A recent article in the The New York Times Magazine examines the effects of the 1996 Antiterrorism and Effective Death Penalty Act (AEDPA), which was intended to streamline and shorten capital appeals. Its title summarizes the statute as "The Law That Keeps People on Death Row Despite Flawed Trials." Emily Bazelon opens the article with the story of death-row prison Hector Ayala, who was tried before a jury from which prosecutors excluded all 7 black or Latino jurors. The federal appeals court overturned Ayala's death sentence but in turn was reversed in a 5-4 opinion by the Supreme Court, with Justice Alito saying that habeas corpus judges should intervene only in "extreme" cases.
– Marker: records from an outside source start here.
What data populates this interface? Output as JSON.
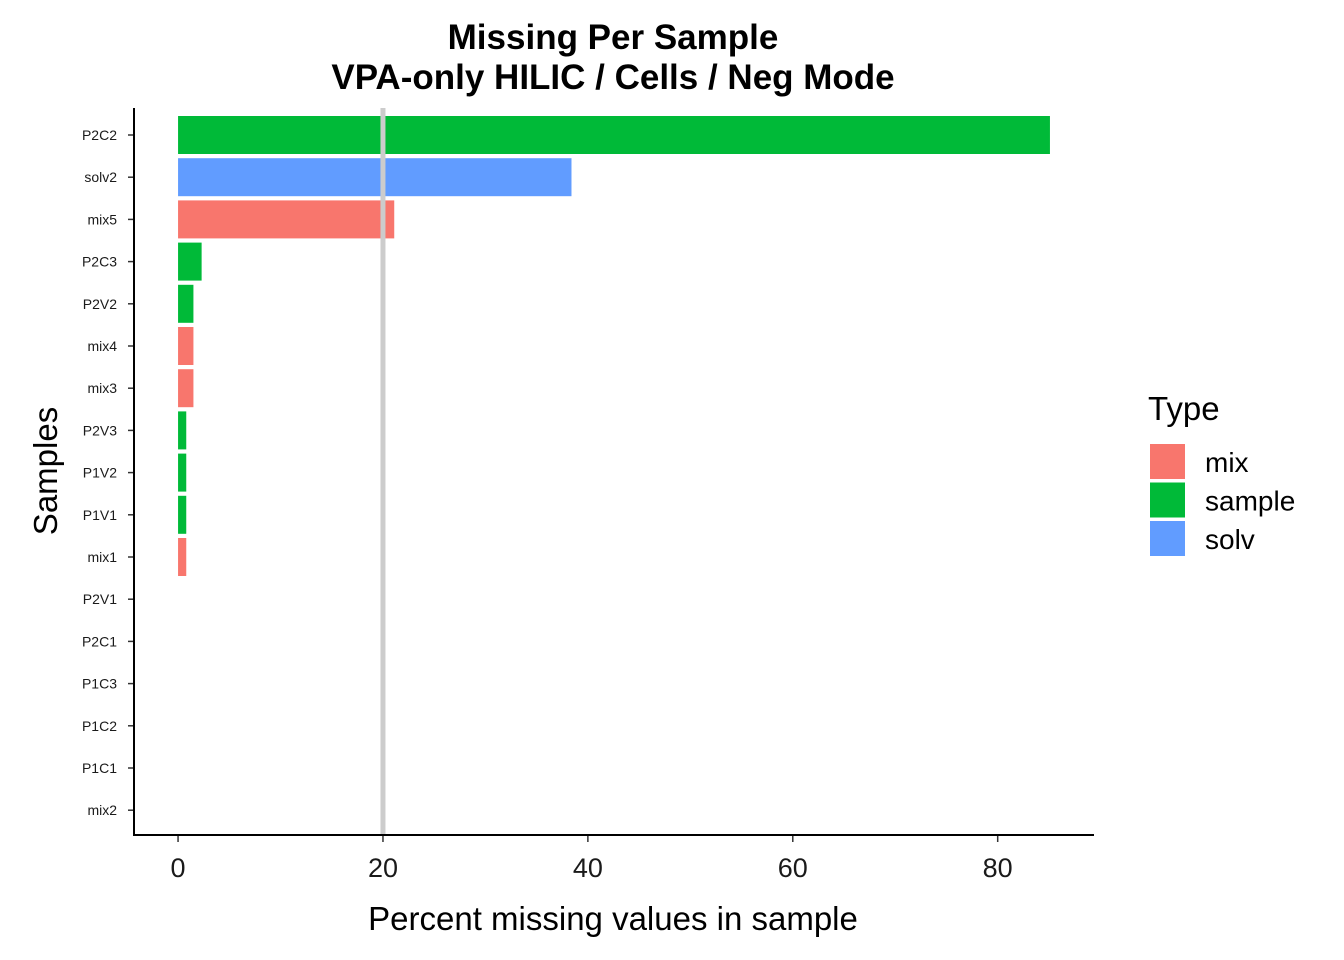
{
  "chart_data": {
    "type": "bar",
    "orientation": "horizontal",
    "title": "Missing Per Sample",
    "subtitle": "VPA-only HILIC / Cells / Neg Mode",
    "xlabel": "Percent missing values in sample",
    "ylabel": "Samples",
    "xlim": [
      -4.3,
      89.4
    ],
    "xticks": [
      0,
      20,
      40,
      60,
      80
    ],
    "reference_line_x": 20,
    "reference_line_color": "#cccccc",
    "categories": [
      "P2C2",
      "solv2",
      "mix5",
      "P2C3",
      "P2V2",
      "mix4",
      "mix3",
      "P2V3",
      "P1V2",
      "P1V1",
      "mix1",
      "P2V1",
      "P2C1",
      "P1C3",
      "P1C2",
      "P1C1",
      "mix2"
    ],
    "values": [
      85.1,
      38.4,
      21.1,
      2.3,
      1.5,
      1.5,
      1.5,
      0.8,
      0.8,
      0.8,
      0.8,
      0,
      0,
      0,
      0,
      0,
      0
    ],
    "types": [
      "sample",
      "solv",
      "mix",
      "sample",
      "sample",
      "mix",
      "mix",
      "sample",
      "sample",
      "sample",
      "mix",
      "sample",
      "sample",
      "sample",
      "sample",
      "sample",
      "mix"
    ],
    "legend": {
      "title": "Type",
      "position": "right",
      "items": [
        {
          "label": "mix",
          "color": "#F8766D"
        },
        {
          "label": "sample",
          "color": "#00BA38"
        },
        {
          "label": "solv",
          "color": "#619CFF"
        }
      ]
    },
    "grid": false
  }
}
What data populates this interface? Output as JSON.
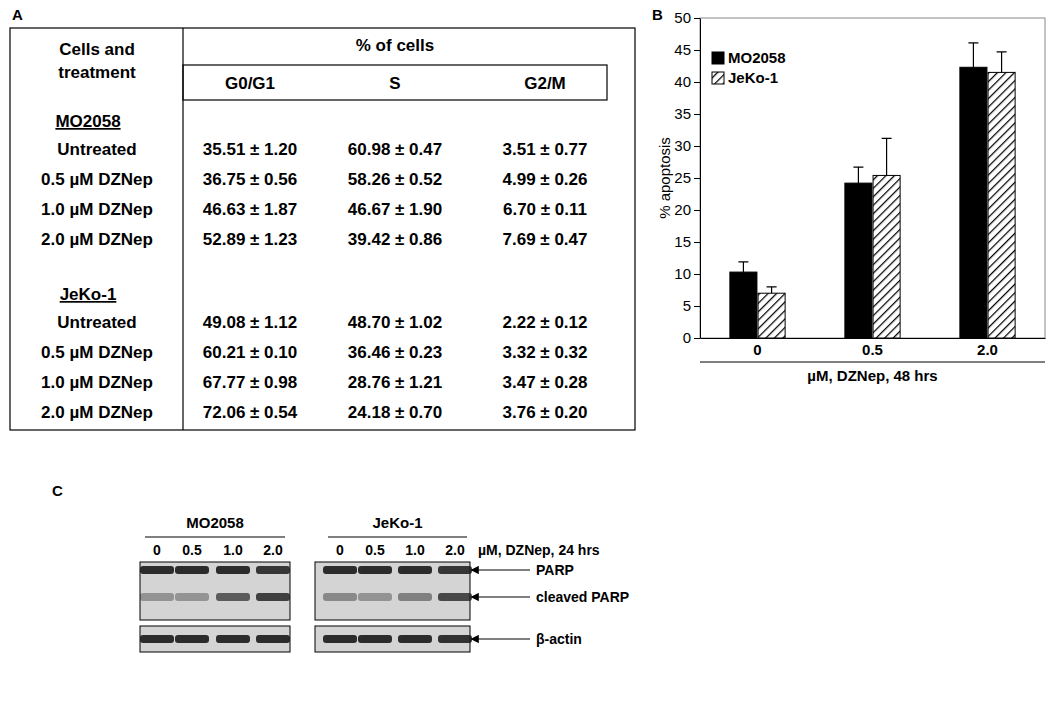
{
  "panels": [
    "A",
    "B",
    "C"
  ],
  "table": {
    "row_header": [
      "Cells and",
      "treatment"
    ],
    "group_header": "% of cells",
    "columns": [
      "G0/G1",
      "S",
      "G2/M"
    ],
    "groups": [
      {
        "name": "MO2058",
        "rows": [
          {
            "label": "Untreated",
            "cells": [
              "35.51 ± 1.20",
              "60.98 ± 0.47",
              "3.51 ± 0.77"
            ]
          },
          {
            "label": "0.5 µM DZNep",
            "cells": [
              "36.75 ± 0.56",
              "58.26 ± 0.52",
              "4.99 ± 0.26"
            ]
          },
          {
            "label": "1.0 µM DZNep",
            "cells": [
              "46.63 ± 1.87",
              "46.67 ± 1.90",
              "6.70 ± 0.11"
            ]
          },
          {
            "label": "2.0 µM DZNep",
            "cells": [
              "52.89 ± 1.23",
              "39.42 ± 0.86",
              "7.69 ± 0.47"
            ]
          }
        ]
      },
      {
        "name": "JeKo-1",
        "rows": [
          {
            "label": "Untreated",
            "cells": [
              "49.08 ± 1.12",
              "48.70 ± 1.02",
              "2.22 ± 0.12"
            ]
          },
          {
            "label": "0.5 µM DZNep",
            "cells": [
              "60.21 ± 0.10",
              "36.46 ± 0.23",
              "3.32 ± 0.32"
            ]
          },
          {
            "label": "1.0 µM DZNep",
            "cells": [
              "67.77 ± 0.98",
              "28.76 ± 1.21",
              "3.47 ± 0.28"
            ]
          },
          {
            "label": "2.0 µM DZNep",
            "cells": [
              "72.06 ± 0.54",
              "24.18 ± 0.70",
              "3.76 ± 0.20"
            ]
          }
        ]
      }
    ]
  },
  "chart_data": {
    "type": "bar",
    "categories": [
      "0",
      "0.5",
      "2.0"
    ],
    "x_label": "µM, DZNep, 48 hrs",
    "y_label": "% apoptosis",
    "ylim": [
      0,
      50
    ],
    "yticks": [
      0,
      5,
      10,
      15,
      20,
      25,
      30,
      35,
      40,
      45,
      50
    ],
    "legend": "top-left",
    "series": [
      {
        "name": "MO2058",
        "color": "#000000",
        "values": [
          10.3,
          24.2,
          42.3
        ],
        "errors": [
          1.6,
          2.5,
          3.8
        ]
      },
      {
        "name": "JeKo-1",
        "color": "#000000",
        "values": [
          7.0,
          25.4,
          41.5
        ],
        "errors": [
          1.0,
          5.8,
          3.2
        ]
      }
    ]
  },
  "blot": {
    "cell_lines": [
      "MO2058",
      "JeKo-1"
    ],
    "doses": [
      "0",
      "0.5",
      "1.0",
      "2.0"
    ],
    "dose_label": "µM, DZNep, 24 hrs",
    "bands": [
      "PARP",
      "cleaved PARP",
      "β-actin"
    ],
    "intensity": [
      [
        [
          0.9,
          0.9,
          0.9,
          0.85
        ],
        [
          0.35,
          0.35,
          0.65,
          0.8
        ],
        [
          0.9,
          0.9,
          0.9,
          0.9
        ]
      ],
      [
        [
          0.9,
          0.9,
          0.9,
          0.85
        ],
        [
          0.4,
          0.35,
          0.45,
          0.75
        ],
        [
          0.9,
          0.9,
          0.9,
          0.88
        ]
      ]
    ]
  }
}
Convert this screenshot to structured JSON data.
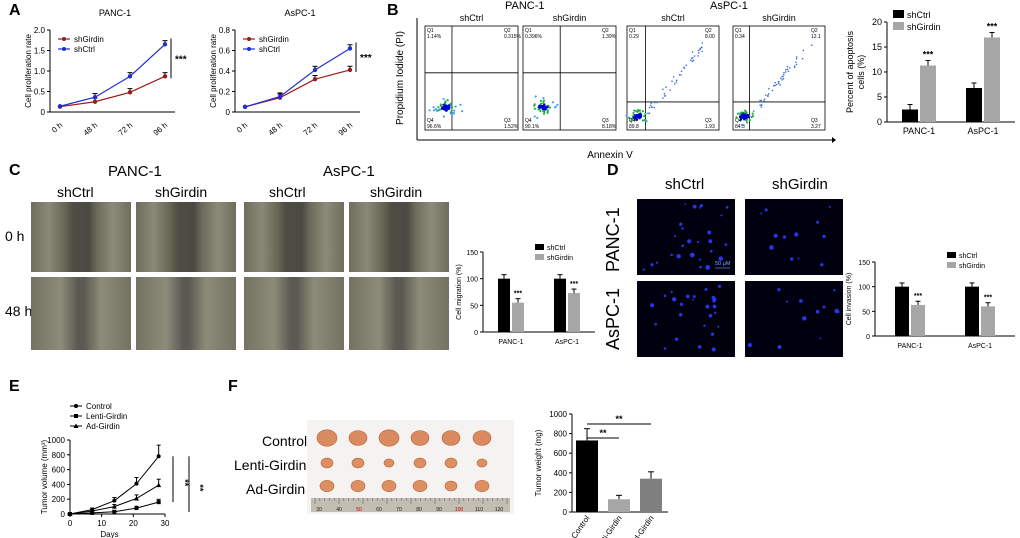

AEDPA restricts federal review of habeas corpus appeals, limiting federal judges to overturning state courts only when a state court decision is not just wrong, but "was contrary to, or involved an unreasonable application of, clearly established federal law” or “was based on an unreasonable determination of the facts in light of the evidence presented in the state court proceeding." The High Court's interpretation of this language, say Judges Alex Kozinski and Stephen Reinhardt of the U.S. Court of Appeals for the Ninth Circuit in separate articles criticizing the unjust impact of the statute, has often left federal judges powerless to correct constitutional violations, even when the defendant appears to be innocent. Bazelon highlights the consequences of this judicial abstentionism on innocence cases, such as when Troy Davis was denied a new trial by the federal courts and was executed despite presenting evidence that "7 of the 9 eyewitnesses who testified against [him] at trial had recanted, and new witnesses implicated someone else." The Davis case produced a now-famous statement by Justice Scalia that habeas corpus is not available to prevent the execution of an innocent person if he was fairly convicted. A 2007 study showed that rather than hastening appeals, the average time courts spend on habeas cases has actually increased since the law went into effect. Instead, the law has become, in the words of Cornell law professor John Blume, a vehicle for “agenda-driven judicial policy-making.”